How do Sections through relate to the Z359.1-2007 standard?

These sections outline the physical testing requirement of hardware. In addition, Section 4.2.2 is a physical testing requirement for hardware as part of the regular manufacturing/process. This 3,600-pound proof load test ensures the integrity of each and every 5,000-pound rated part.

What is the primary cause of injuries and accidents due to faulty or misused connectors? How does the Z359.12 standard address this?

In most cases, injuries are caused due to incompatible connections. Section 7.1 on equipment selection touches on this, but training plays a big role in fall protection. Many end users never see the standard and therefore need to rely on their employers to provide them with adequate training.

The Z359.12 standard requires connector markings to be in English. Will future versions of Z359.12 call for markings in other languages so the standard can be used in other countries?

English to some degree is considered a universal language, at least for North Americans. The problem with adding additional languages on the product is that there may not be room to include everything required. Z359.12 is a U.S. standard; other countries have their own standards and requirements.

What happens to connectors after they are removed from service? Are they disposed of or refurbished?

When removed from service, connectors are to be destroyed immediately.

What did you consider to be the most challenging part of the Z359.12 standard’s development process?

Looking for the perfect standard. If we were to analyze to the nth degree, the standard would have never been published. During the writing process, we realized that further additions and improvements would be made to the standard in the future, but it was important to get what we already had to print to benefit end users as soon as possible. Standard writing is a perpetual process—you improve one step at a time, every time.

How does the Z359.12 standard harmonize with the other standards included in the Z359 Fall Protection Code?

Z359.12 is an extension of the Z359.1 standard and of the Z359 Fall Protection Code. It took what was already in the Code and improved upon it. Rather than having hardware included with harness, lanyards, etc., Z359.12 addresses only hardware, which makes it easier for someone looking for design and testing information on hardware alone. Harmonization with other standards will still remain, as product standards requiring hardware information will reference the Z359.12 standard.

Tim Accursi
Tim Accursi has spent the last 17 years as a product integrity manager for a design and manufacturing company for fall protection hardware located in Canada.  In this capacity, Accursi was involved in the design, manufacturing, quality assurance and testing of fall protection hardware.
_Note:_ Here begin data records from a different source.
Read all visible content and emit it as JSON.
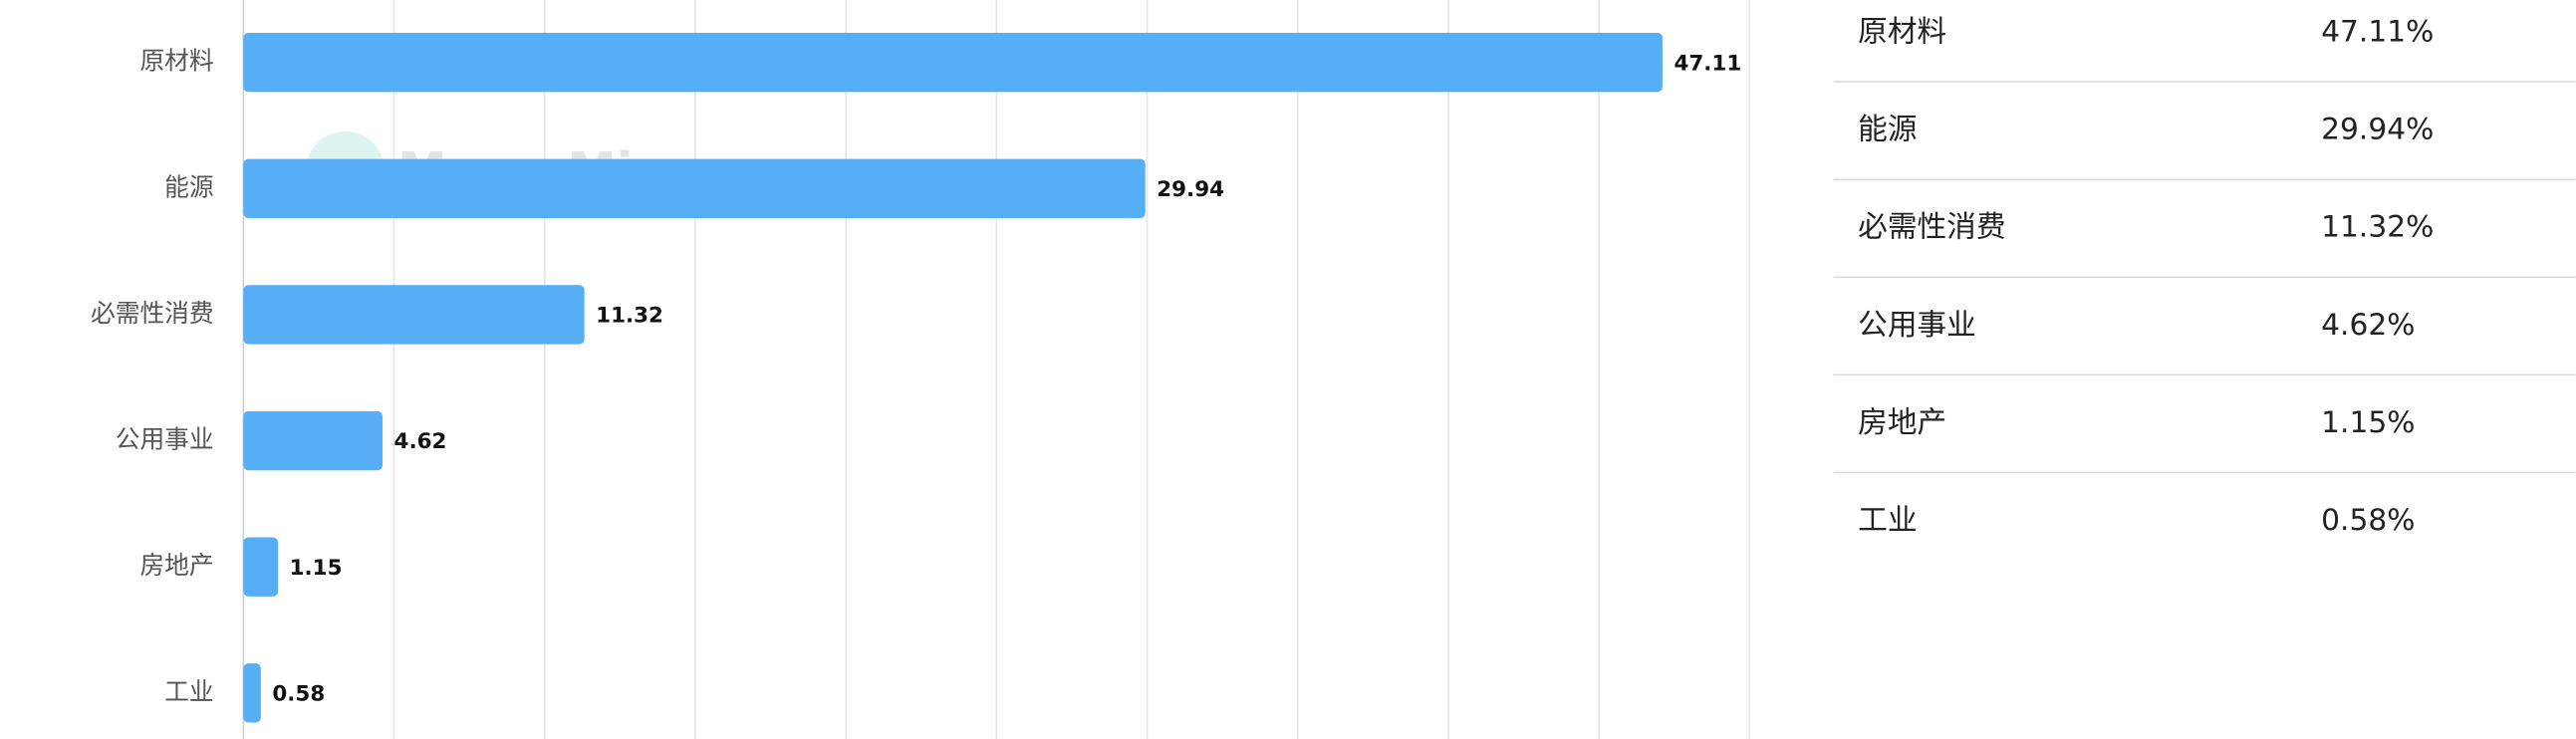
{
  "chart_data": {
    "type": "bar",
    "orientation": "horizontal",
    "categories": [
      "原材料",
      "能源",
      "必需性消费",
      "公用事业",
      "房地产",
      "工业"
    ],
    "values": [
      47.11,
      29.94,
      11.32,
      4.62,
      1.15,
      0.58
    ],
    "color": "#56aef6",
    "xlim": [
      0,
      50
    ],
    "xticks": [
      0,
      5,
      10,
      15,
      20,
      25,
      30,
      35,
      40,
      45,
      50
    ],
    "grid": true,
    "watermark": "MacroMicro"
  },
  "table": {
    "rows": [
      [
        "原材料",
        "47.11%"
      ],
      [
        "能源",
        "29.94%"
      ],
      [
        "必需性消费",
        "11.32%"
      ],
      [
        "公用事业",
        "4.62%"
      ],
      [
        "房地产",
        "1.15%"
      ],
      [
        "工业",
        "0.58%"
      ]
    ]
  }
}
He is a member of the ANSI/ASSE Z359 Accredited Standards Committee for Fall Arrest/Protection and chair of the Z359.12 subcommittee for hardware.  He is also a member of the Canadian Standards Association (CSA) Standards Committee for Fall Protection and chair of the Z259.12 subcommittee for hardware.  He is co-founder of PeakWorks, a new company in Vaughan, Ontario, Canada that has combined product solutions with services, such as cleaning, inspection and compliance services.

He is a graduate mechanical engineering technologist (Mohawk College of Applied Arts and Technology) and a qualified inspector of fall protection equipment (Sulowski Fall Protection Inc.).